C’est au tour de la procureure de souligner le désespoir de toutes les parties dans ce dossier. Elle pointe une situation « potentiellement explosive », car si M. a exprimé ses regrets, a compris le risque, rien ne garantit que la situation ne pourrait pas à nouveau dégénérer : « A-t-il suffisamment de maîtrise pour ne pas passer à l’acte à nouveau ? », s’interroge-t-elle. Elle demande la mise en place de soins adaptés et un sursis probatoire. C’est l’interdiction de domicile et de contact qui semble plus difficile à trancher pour le ministère public. « On pourrait choisir la facilité en optant pour une interdiction de contact, mais c’est une situation complexe. Maintenir l’éloignement n’est pas une bonne solution », estime-t-elle, notamment au regard de la question des ressources financières de M. Elle requiert une peine de huit mois assortis d’un sursis probatoire de deux ans et l’obligation du suivi des soins.

« Il est la première victime car il ne sait pas de quoi il souffre »

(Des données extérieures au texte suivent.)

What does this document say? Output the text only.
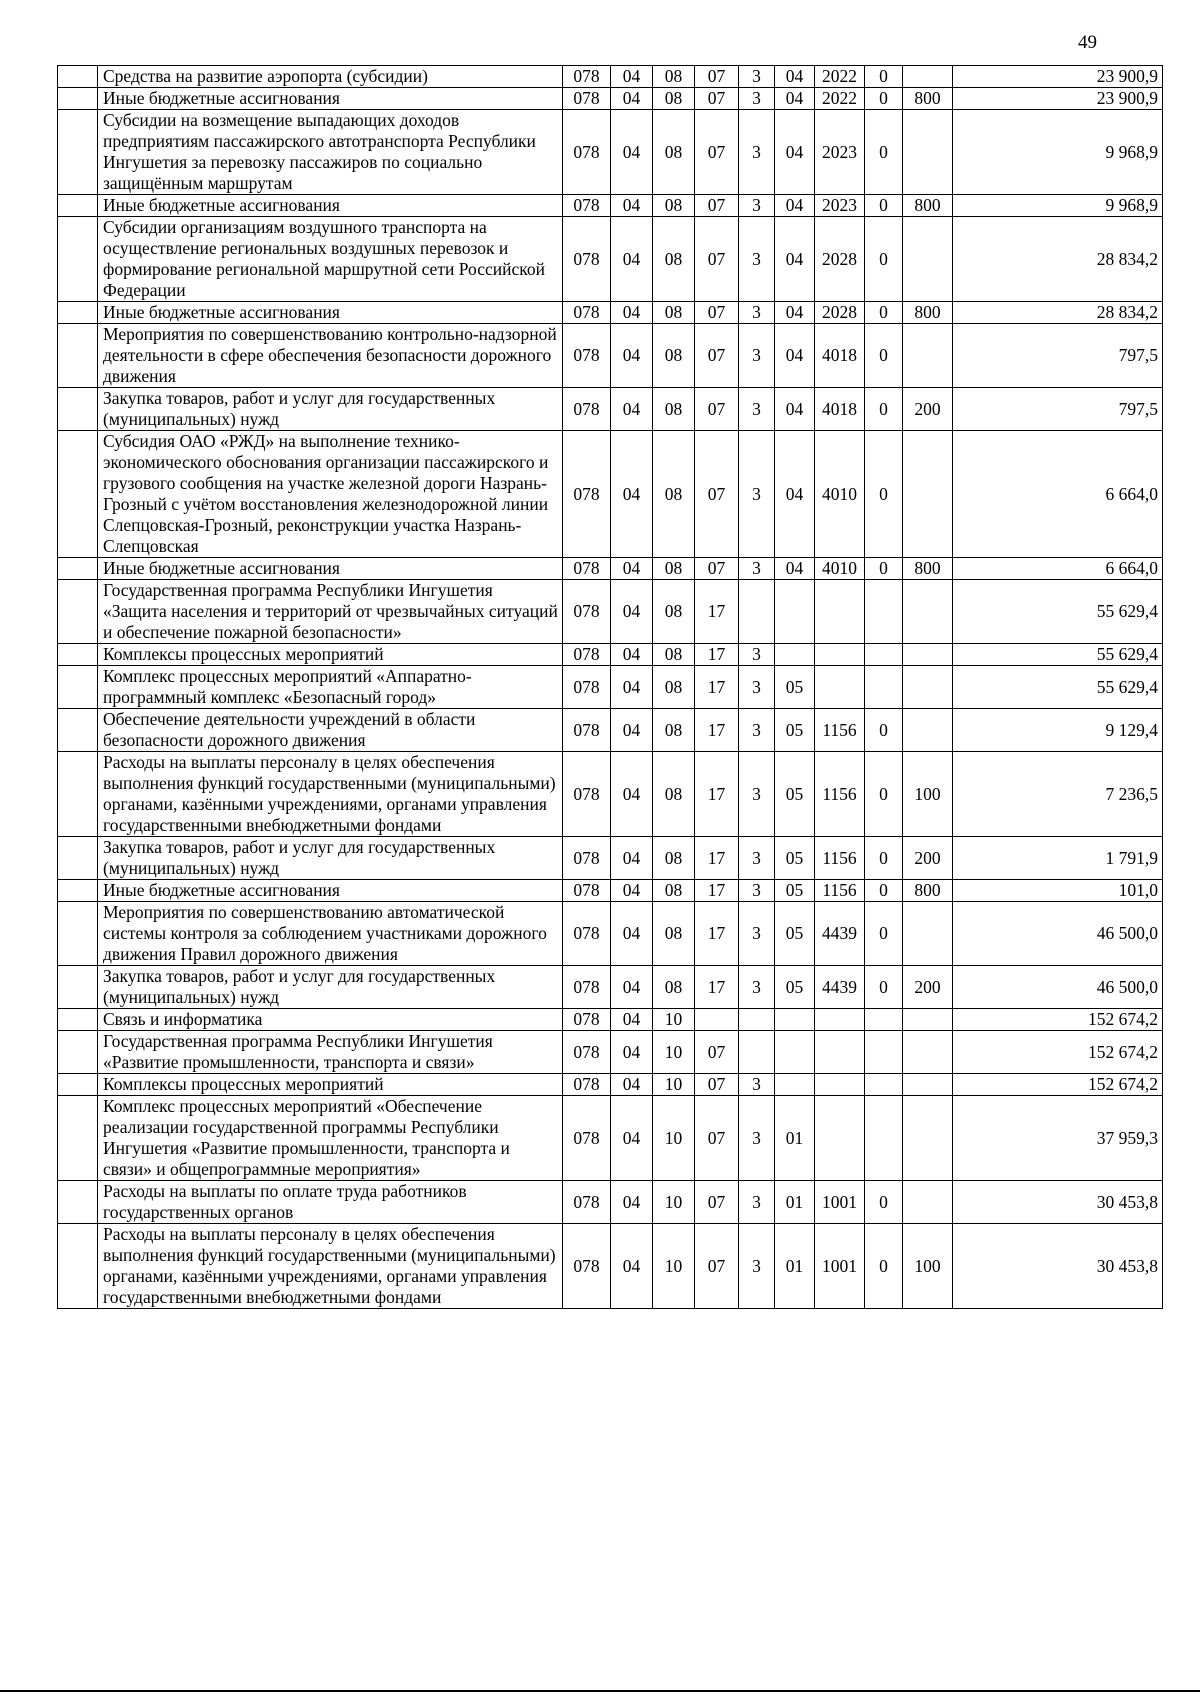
49
	Средства на развитие аэропорта (субсидии)	078	04	08	07	3	04	2022	0		23 900,9
	Иные бюджетные ассигнования	078	04	08	07	3	04	2022	0	800	23 900,9
	Субсидии на возмещение выпадающих доходов предприятиям пассажирского автотранспорта Республики Ингушетия за перевозку пассажиров по социально защищённым маршрутам	078	04	08	07	3	04	2023	0		9 968,9
	Иные бюджетные ассигнования	078	04	08	07	3	04	2023	0	800	9 968,9
	Субсидии организациям воздушного транспорта на осуществление региональных воздушных перевозок и формирование региональной маршрутной сети Российской Федерации	078	04	08	07	3	04	2028	0		28 834,2
	Иные бюджетные ассигнования	078	04	08	07	3	04	2028	0	800	28 834,2
	Мероприятия по совершенствованию контрольно-надзорной деятельности в сфере обеспечения безопасности дорожного движения	078	04	08	07	3	04	4018	0		797,5
	Закупка товаров, работ и услуг для государственных (муниципальных) нужд	078	04	08	07	3	04	4018	0	200	797,5
	Субсидия ОАО «РЖД» на выполнение технико-экономического обоснования организации пассажирского и грузового сообщения на участке железной дороги Назрань-Грозный с учётом восстановления железнодорожной линии Слепцовская-Грозный, реконструкции участка Назрань-Слепцовская	078	04	08	07	3	04	4010	0		6 664,0
	Иные бюджетные ассигнования	078	04	08	07	3	04	4010	0	800	6 664,0
	Государственная программа Республики Ингушетия «Защита населения и территорий от чрезвычайных ситуаций и обеспечение пожарной безопасности»	078	04	08	17						55 629,4
	Комплексы процессных мероприятий	078	04	08	17	3					55 629,4
	Комплекс процессных мероприятий «Аппаратно-программный комплекс «Безопасный город»	078	04	08	17	3	05				55 629,4
	Обеспечение деятельности учреждений в области безопасности дорожного движения	078	04	08	17	3	05	1156	0		9 129,4
	Расходы на выплаты персоналу в целях обеспечения выполнения функций государственными (муниципальными) органами, казёнными учреждениями, органами управления государственными внебюджетными фондами	078	04	08	17	3	05	1156	0	100	7 236,5
	Закупка товаров, работ и услуг для государственных (муниципальных) нужд	078	04	08	17	3	05	1156	0	200	1 791,9
	Иные бюджетные ассигнования	078	04	08	17	3	05	1156	0	800	101,0
	Мероприятия по совершенствованию автоматической системы контроля за соблюдением участниками дорожного движения Правил дорожного движения	078	04	08	17	3	05	4439	0		46 500,0
	Закупка товаров, работ и услуг для государственных (муниципальных) нужд	078	04	08	17	3	05	4439	0	200	46 500,0
	Связь и информатика	078	04	10							152 674,2
	Государственная программа Республики Ингушетия «Развитие промышленности, транспорта и связи»	078	04	10	07						152 674,2
	Комплексы процессных мероприятий	078	04	10	07	3					152 674,2
	Комплекс процессных мероприятий «Обеспечение реализации государственной программы Республики Ингушетия «Развитие промышленности, транспорта и связи» и общепрограммные мероприятия»	078	04	10	07	3	01				37 959,3
	Расходы на выплаты по оплате труда работников государственных органов	078	04	10	07	3	01	1001	0		30 453,8
	Расходы на выплаты персоналу в целях обеспечения выполнения функций государственными (муниципальными) органами, казёнными учреждениями, органами управления государственными внебюджетными фондами	078	04	10	07	3	01	1001	0	100	30 453,8
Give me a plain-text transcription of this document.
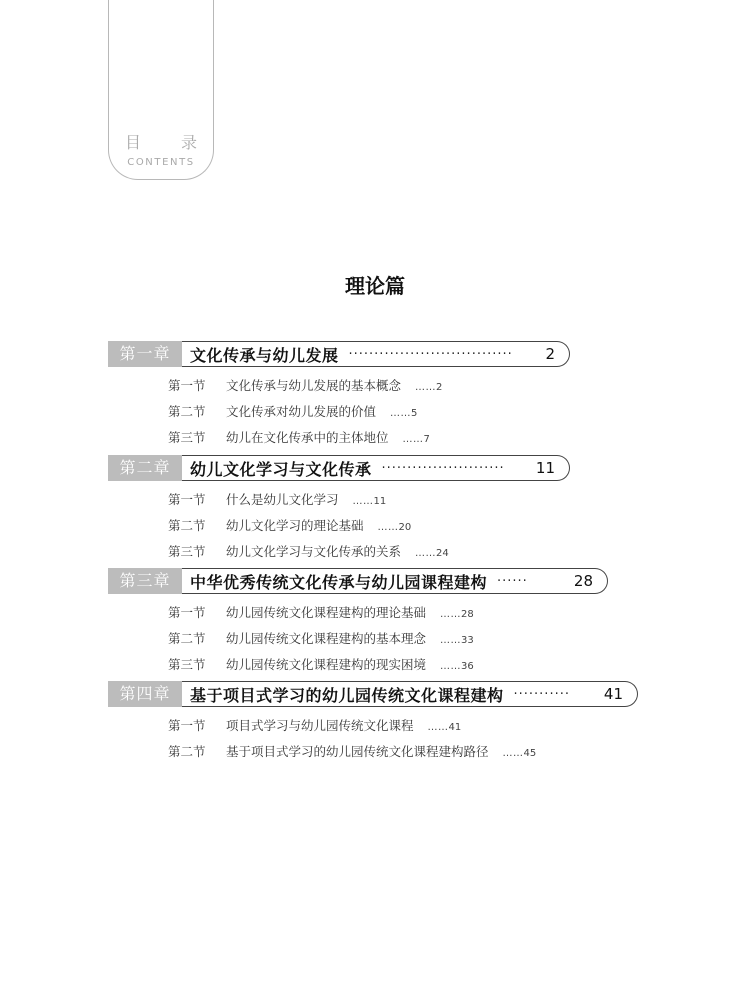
目 录
CONTENTS
理论篇
第一章	文化传承与幼儿发展 ································	2
第一节 文化传承与幼儿发展的基本概念 ……2
第二节 文化传承对幼儿发展的价值 ……5
第三节 幼儿在文化传承中的主体地位 ……7
第二章	幼儿文化学习与文化传承 ························	11
第一节 什么是幼儿文化学习 ……11
第二节 幼儿文化学习的理论基础 ……20
第三节 幼儿文化学习与文化传承的关系 ……24
第三章	中华优秀传统文化传承与幼儿园课程建构 ······	28
第一节 幼儿园传统文化课程建构的理论基础 ……28
第二节 幼儿园传统文化课程建构的基本理念 ……33
第三节 幼儿园传统文化课程建构的现实困境 ……36
第四章	基于项目式学习的幼儿园传统文化课程建构 ···········	41
第一节 项目式学习与幼儿园传统文化课程 ……41
第二节 基于项目式学习的幼儿园传统文化课程建构路径 ……45
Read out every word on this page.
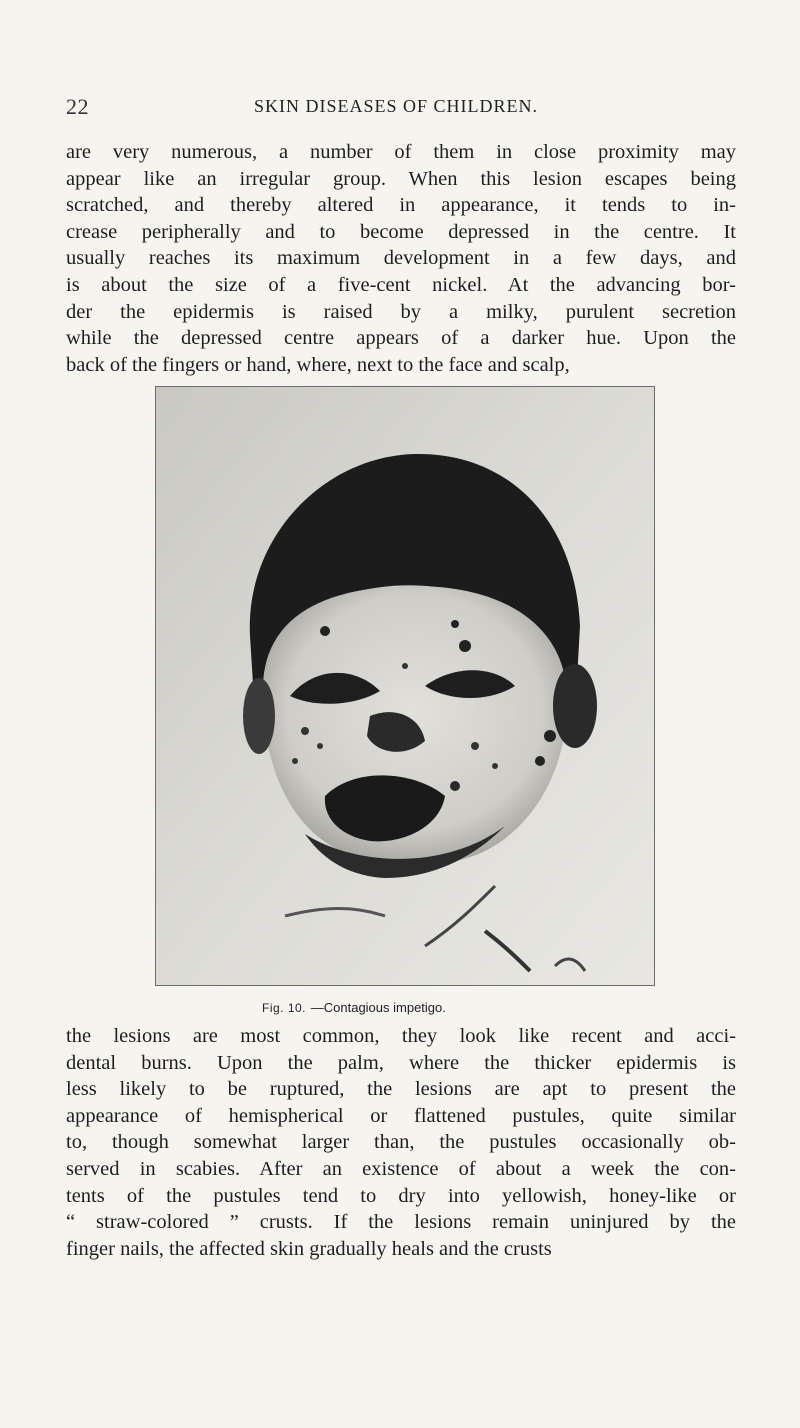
22	SKIN DISEASES OF CHILDREN.
are very numerous, a number of them in close proximity may
appear like an irregular group. When this lesion escapes being
scratched, and thereby altered in appearance, it tends to in-
crease peripherally and to become depressed in the centre. It
usually reaches its maximum development in a few days, and
is about the size of a five-cent nickel. At the advancing bor-
der the epidermis is raised by a milky, purulent secretion
while the depressed centre appears of a darker hue. Upon the
back of the fingers or hand, where, next to the face and scalp,
Fig. 10.  —Contagious impetigo.
the lesions are most common, they look like recent and acci-
dental burns. Upon the palm, where the thicker epidermis is
less likely to be ruptured, the lesions are apt to present the
appearance of hemispherical or flattened pustules, quite similar
to, though somewhat larger than, the pustules occasionally ob-
served in scabies. After an existence of about a week the con-
tents of the pustules tend to dry into yellowish, honey-like or
“ straw-colored ” crusts. If the lesions remain uninjured by the
finger nails, the affected skin gradually heals and the crusts
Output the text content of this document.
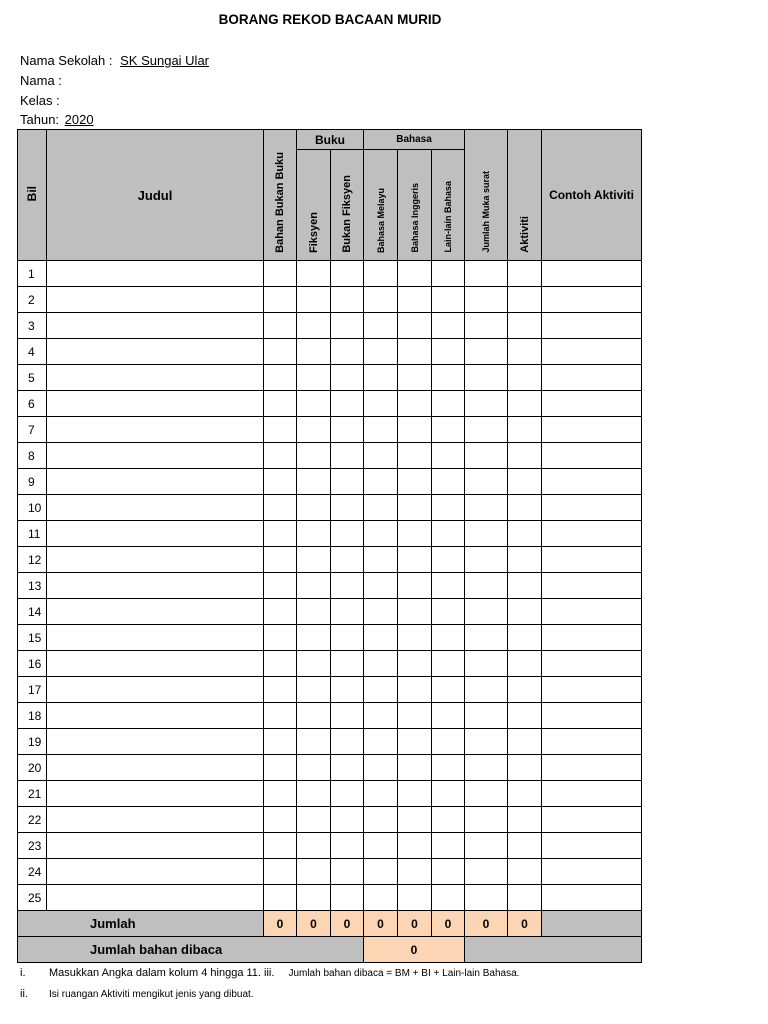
BORANG REKOD BACAAN MURID
Nama Sekolah : SK Sungai Ular
Nama :
Kelas :
Tahun: 2020
Bil	Judul	Bahan Bukan Buku	Buku		Bahasa			Jumlah Muka surat	Aktiviti	Contoh Aktiviti
			Fiksyen	Bukan Fiksyen	Bahasa Melayu	Bahasa Inggeris	Lain-lain Bahasa			
1										
2										
3										
4										
5										
6										
7										
8										
9										
10										
11										
12										
13										
14										
15										
16										
17										
18										
19										
20										
21										
22										
23										
24										
25										
Jumlah		0	0	0	0	0	0	0	0	
Jumlah bahan dibaca					0					
i. Masukkan Angka dalam kolum 4 hingga 11. iii. Jumlah bahan dibaca = BM + BI + Lain-lain Bahasa.
ii. Isi ruangan Aktiviti mengikut jenis yang dibuat.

S’il rejoint les constatations de la partie civile sur les souffrances qui transparaissent dans ce dossier, l’avocat de M., qui a demandé à être désigné commis d’office, s’attache à mettre en lumière certains détails qui n’ont pas encore été évoqués pendant l’audience : les multiples internements psychiatriques, mais aussi les tentatives de suicides du jeune homme, ses actes de scarifications. Les problèmes qu’ont ses parents à gérer la situation ont bien été évoqués mais il tient à insister sur un point : M. est la première victime de ses propres agissements. Pour preuve, il tient à revenir sur les quelques heures avant les faits du 22 juin, où M. a passé du temps à Juvisy avec l’intention de se suicider. Il cite plusieurs extraits de l’audition de M., « La vie, c’est trop dur », « Je ne me sens pas bien quand je rentre à la maison » et insiste sur l’absence de diagnostic : « Être borderline relève des troubles de la personnalité. On ne sait pas où classer les personnes qui en sont atteintes. Je vais le redire, il est la première victime car il ne sait pas de quoi il souffre ! » L’avocat conteste ensuite le fait que la mère ait réellement été pointée par M. avec son couteau en s’appuyant sur l’audition de son autre fils, qui n’a pas vu ce moment. Il tempère également la réitération des menaces de mort et demande la relaxe sur ces deux points. Il déplore un climat familial défavorable à M. et un désintéressement à son égard. « Des années que ça dure, la famille se réunit, ne peut pas laisser passer et raconte un peu tout et n’importe quoi. La famille aurait dû se bouger. » Appelé à la barre avant la suspension de séance, M., toujours aussi abasourdi, murmure qu’il n’a rien à ajouter.

Au délibéré, la juge déclare M. coupable et prononce quatre mois d’emprisonnement intégralement assortis d’un sursis probatoire de deux ans avec une obligation de soins et de travail, et sans interdiction de contact ou de domicile avec sa famille. Il devra verser un euro symbolique aux parties civiles.